Black Crowes calling it quits, says founding member Rich Robinson

Long-running Georgia rock group the Black Crowes is officially disbanding, according to a statement from the group’s guitarist Rich Robinson, apparently the result of a dispute with his co-founder brother and songwriting partner, Chris Robinson, over control of the group.

“It is with great disappointment and regret that after having the privilege of writing and performing the music of The Black Crowes over the last 24 years, I find myself in the position of saying that the band has broken up,” Robinson’s statement said.

“I hold my time with the Black Crowes with the utmost respect and sincerest appreciation. It is a huge swath of my life’s body of work. I couldn’t be more proud of what we accomplished and deeply moved by the relationships people created and maintained with my music,” said Robinson, who started the band with his brother in Marietta, Ga. “That alone is the greatest honor of being a musician.
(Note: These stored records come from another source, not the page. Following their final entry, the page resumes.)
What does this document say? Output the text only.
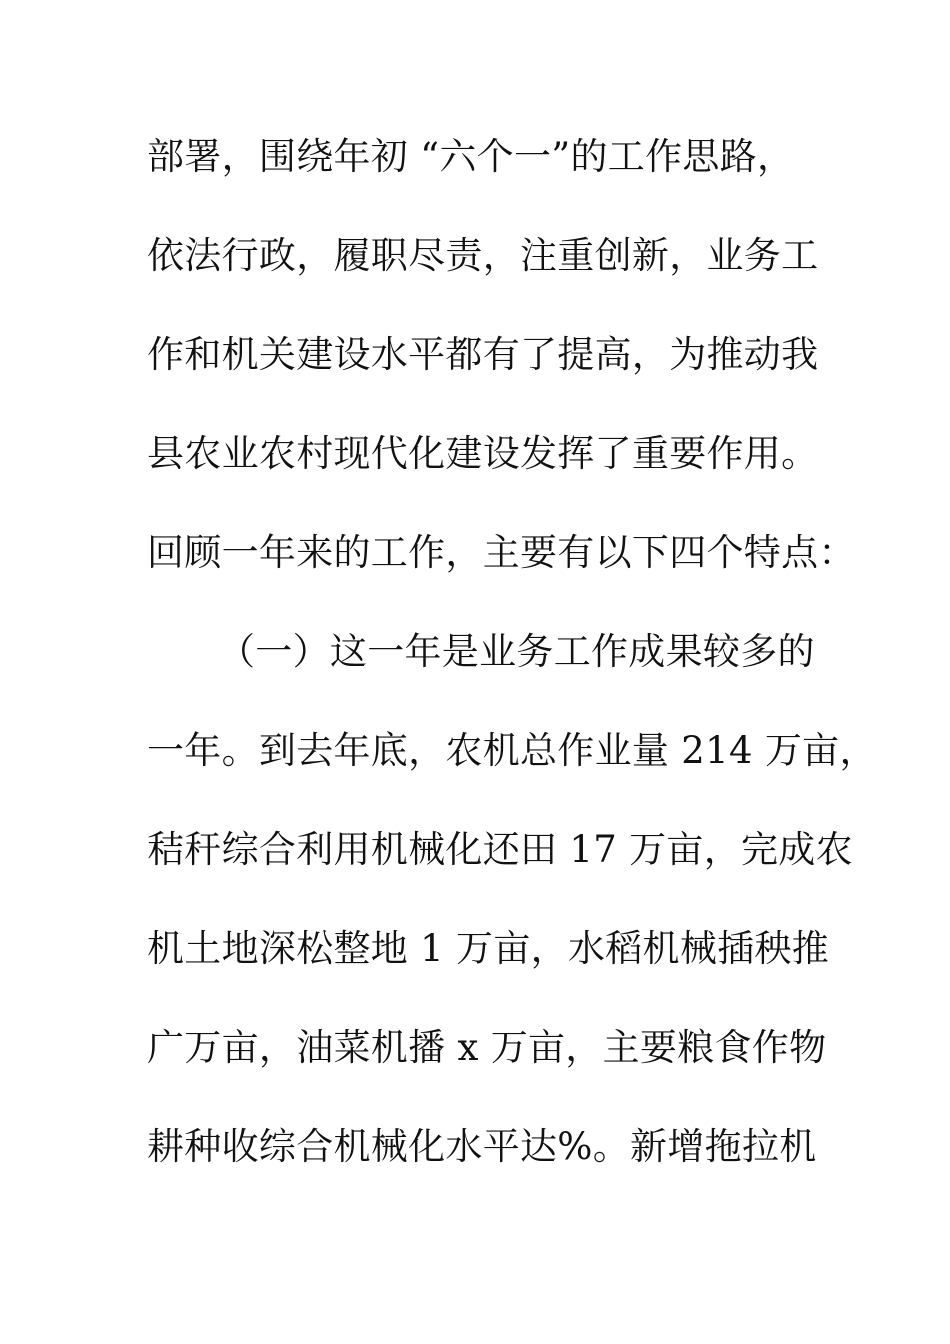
部署，围绕年初 “六个一”的工作思路，
依法行政，履职尽责，注重创新，业务工
作和机关建设水平都有了提高，为推动我
县农业农村现代化建设发挥了重要作用。
回顾一年来的工作，主要有以下四个特点：
（一）这一年是业务工作成果较多的
一年。到去年底，农机总作业量 214 万亩，
秸秆综合利用机械化还田 17 万亩，完成农
机土地深松整地 1 万亩，水稻机械插秧推
广万亩，油菜机播 x 万亩，主要粮食作物
耕种收综合机械化水平达%。新增拖拉机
“I love my brother and respect his talent but his present demand that I must give up my equal share of the band and that our drummer for 28 years and original partner, Steve Gorman, relinquish 100% of his share, reducing him to a salaried employee, is not something I could agree to,” Robinson said.

“There are so many people who have helped and supported us along the way,” Rich Robinson wrote. “I want to give a heartfelt thank you to all of our fans, our friends behind the scenes, and to everyone who was a part of The Black Crowes.”

The group’s official website made no mention of the news as of Thursday afternoon, and Chris Robinson could not be reached immediately for comment. No concerts by the group are currently scheduled.

The Black Crowes charted a dozen albums on the Billboard 200 Albums chart from 1990 to 2009, with the 1992 album “The Southern Harmony and Musical Companion” reaching No. 1 on that chart and spending 51 weeks in the Top 200.

Its predecessor, “Shake Your Money Maker,” has been certified five times platinum by the Recording Industry Assn. of America for U.S. sales of more than 5 million copies, and the album spent 165 weeks on the Billboard 200 chart.

The group’s 2008 album “Warpaint” brought the band back to the Top 10, peaking at No. 8.